The fierce image of the Third Reich has been diffused during the past two decades as fresh research on the social history of the Nazi years has revealed the variety and complexity of the relationships between the Nazi regime and the German people.
"Nazism" "and German Society, 1933-1945" addresses issues such as racism and sexism, active participation, passive resistance and the far from clear-cut distinctions between victims and perpetrators. David Crew's introduction sets out the methodological and theoretical issues with great clarity.
Contributors: David Crew, Omer Bartov, Alf Ludtke, Gisela Bock, Adelheid von Saldern, Klaus-Michael Mallmann and Gerhard Paul, Ian Kershaw, Ulrich Herbert, Detlev J.K. Peukert, and Christopher R. Browning
"David Crew's selection is outstanding.

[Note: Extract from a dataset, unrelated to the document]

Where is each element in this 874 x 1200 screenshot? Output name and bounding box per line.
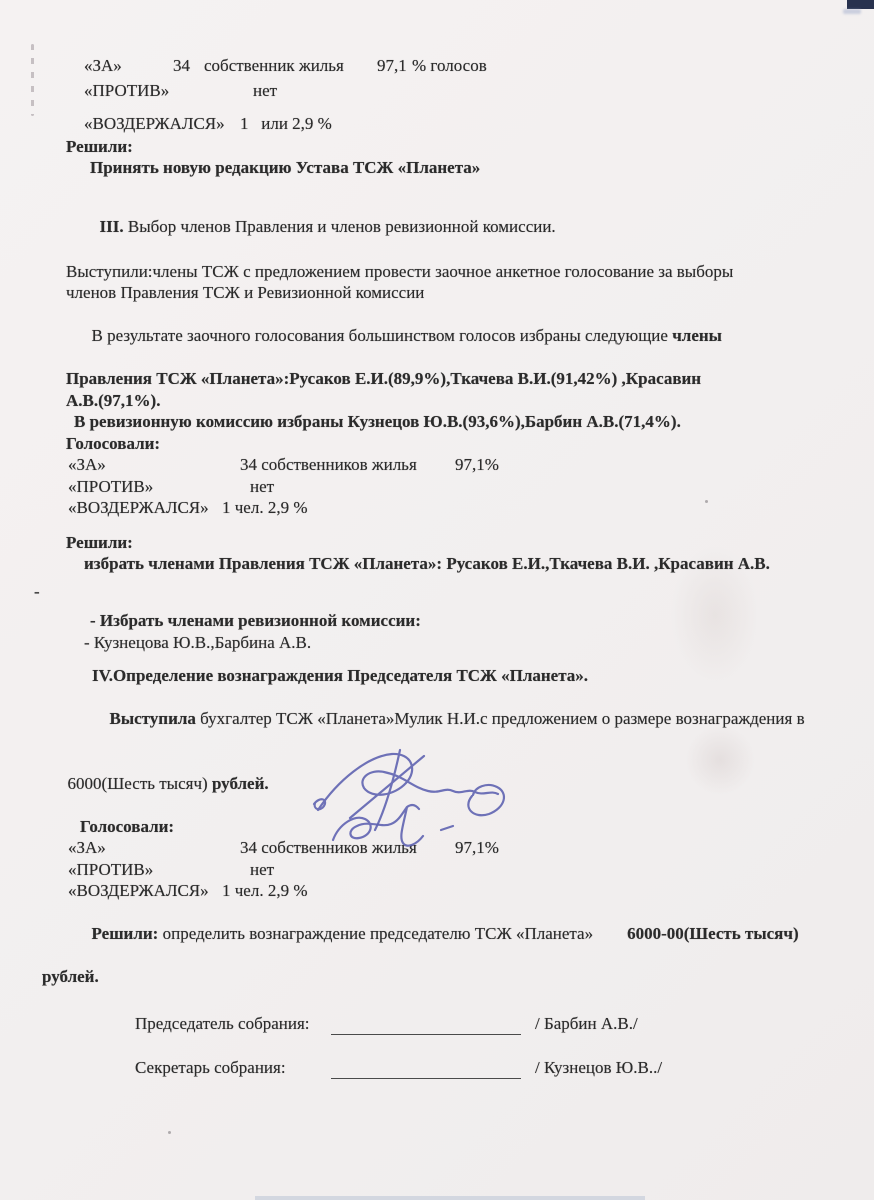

He includes richly detailed and very nuanced articles as well as provocative think pieces painted in broad strokes...The book abounds in significant conflicts, contending voices, and a sense of scholarly responsibility."
-Rudy Koshar, University of Wisconsin
"An excellent introduction...The volume brings together some of the most interesting recent research on the Third Reich...It is an invitation to think critically about how to conceptualize the Third Reich...A valuable teaching tool."
-Robert Moeller, The Woodrow Wilson International Center
"Organized around a clear theme, with quality essays, this volume embodies what a collection of essays should do: offer new insights, force the reader to think critically about his or her conceptions, and allow for a comprehensive look at a particular subject."